Then it may happen some day that the whole aspect is suddenly changed. Fire has escaped in the sea of dry grass. To the windward the horizon is one long line of smoke, which, as it comes nearer, rolls up in black masses shot through with darting tongues of angry red flames leaping a hundred feet skyward, while the sound of the conflagration is like that of a rushing storm. Frightened animals are fleeing before it in terror for their lives and birds are flying from the threatened destruction.

This scene passes, and now the whole visible earth is one vast stretch of coal black, and the whole sky is a thick blue haze in which the sun seems to hang like a great red ball, while an unbroken silence pervades the land.

Then winter comes with days of leaden sky and blackened earth, succeeded by clear days when the snow-covered earth appears like a vast white bowl encrusted with frost-diamonds and inclosed by an over-arching dome of most brilliant blue.

Again the season changes; warm airs blow from the south; soft showers fall; the sound of the first thunder wakens all Nature; the blackened earth appears once more, soon showing color from the pale green spears of tender young grass, and in a short time the form of Mother Earth is once more clothed in a mantle of shining green.

And now as the biting winds of winter yield to the balmy breezes from the south all the vernal flora is quickened into life and beauty.

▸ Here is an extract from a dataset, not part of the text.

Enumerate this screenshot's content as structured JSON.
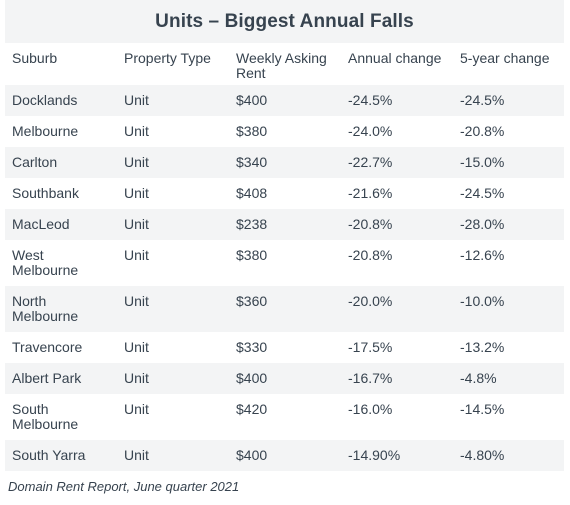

The modest blue violets appear in such profuse abundance that they seem like shreds of the sky wafted by the spring breezes over the land and drifted into every swale and ravine. On the upland the purple flowers of the buffalo pea show themselves; in sandy places of the Middle Great Plains the dainty lavender blue bonnets of the early wind-flower are trembling in the breeze. In the Northern Great Plains the snow is scarcely gone before the pasque flowers, first gladsome harbingers of the lovely hosts to follow, troop forth over the bleak hillsides, “very brave little flowers,” the Cree Indians say, “which come while it is still so cold that they must come wearing their fur coats.” This is in allusion to the furry appearance of the pasque flower.

And as the floral life manifests itself all the native faunal life is also awakened to renewed activity. The migratory birds are seen and heard flying northward by relays in hundreds of thousands. The course of the Missouri River marks upon the earth the chart by which they direct their northward flight toward their summer homing places. The Arkansas River, the Kansas, the Platte, the Niobrara and the White River are relay stations of their journey, and the countless V-shaped flocks coming northward in long lines wheel, circling down until tracts many acres in extent are whitened by the great numbers of snow geese, while the Canada geese in equal numbers darken other tracts; ducks in great numbers are swimming on all the ponds and quiet streams, and regiments and brigades of tall gray cranes are continually marching and counter-marching on land or sailing like fleets of monoplanes far up in the clear blue, whence float down to earth the vibrant notes of their bugle calls as they travel on into the North. On the higher prairies at sunrise as the long rays of the red morning sun slant brightly across the land the booming, drum-like sound of hundreds of prairie chickens is heard at their assemblies, for at this season they dance the mating dance at the sunrise hour. Soon the meadowlarks, “the birds of promise,” appear, singing their songs of promise of good things for their friends, the human beings; and they set about the duties of housekeeping, building their lowly nests at the grass roots, and all about are scenes of brightness and sounds of gladness.

It was in such a country as this, then, that the people of the several different native nations who were here before us lived and took joy of the good gifts of Mother Earth and from their own activities, and in all the beauty of this good land. And they loved this land for all its good gifts and for its beauty, and for these and for its mystery and grandeur they paid reverence.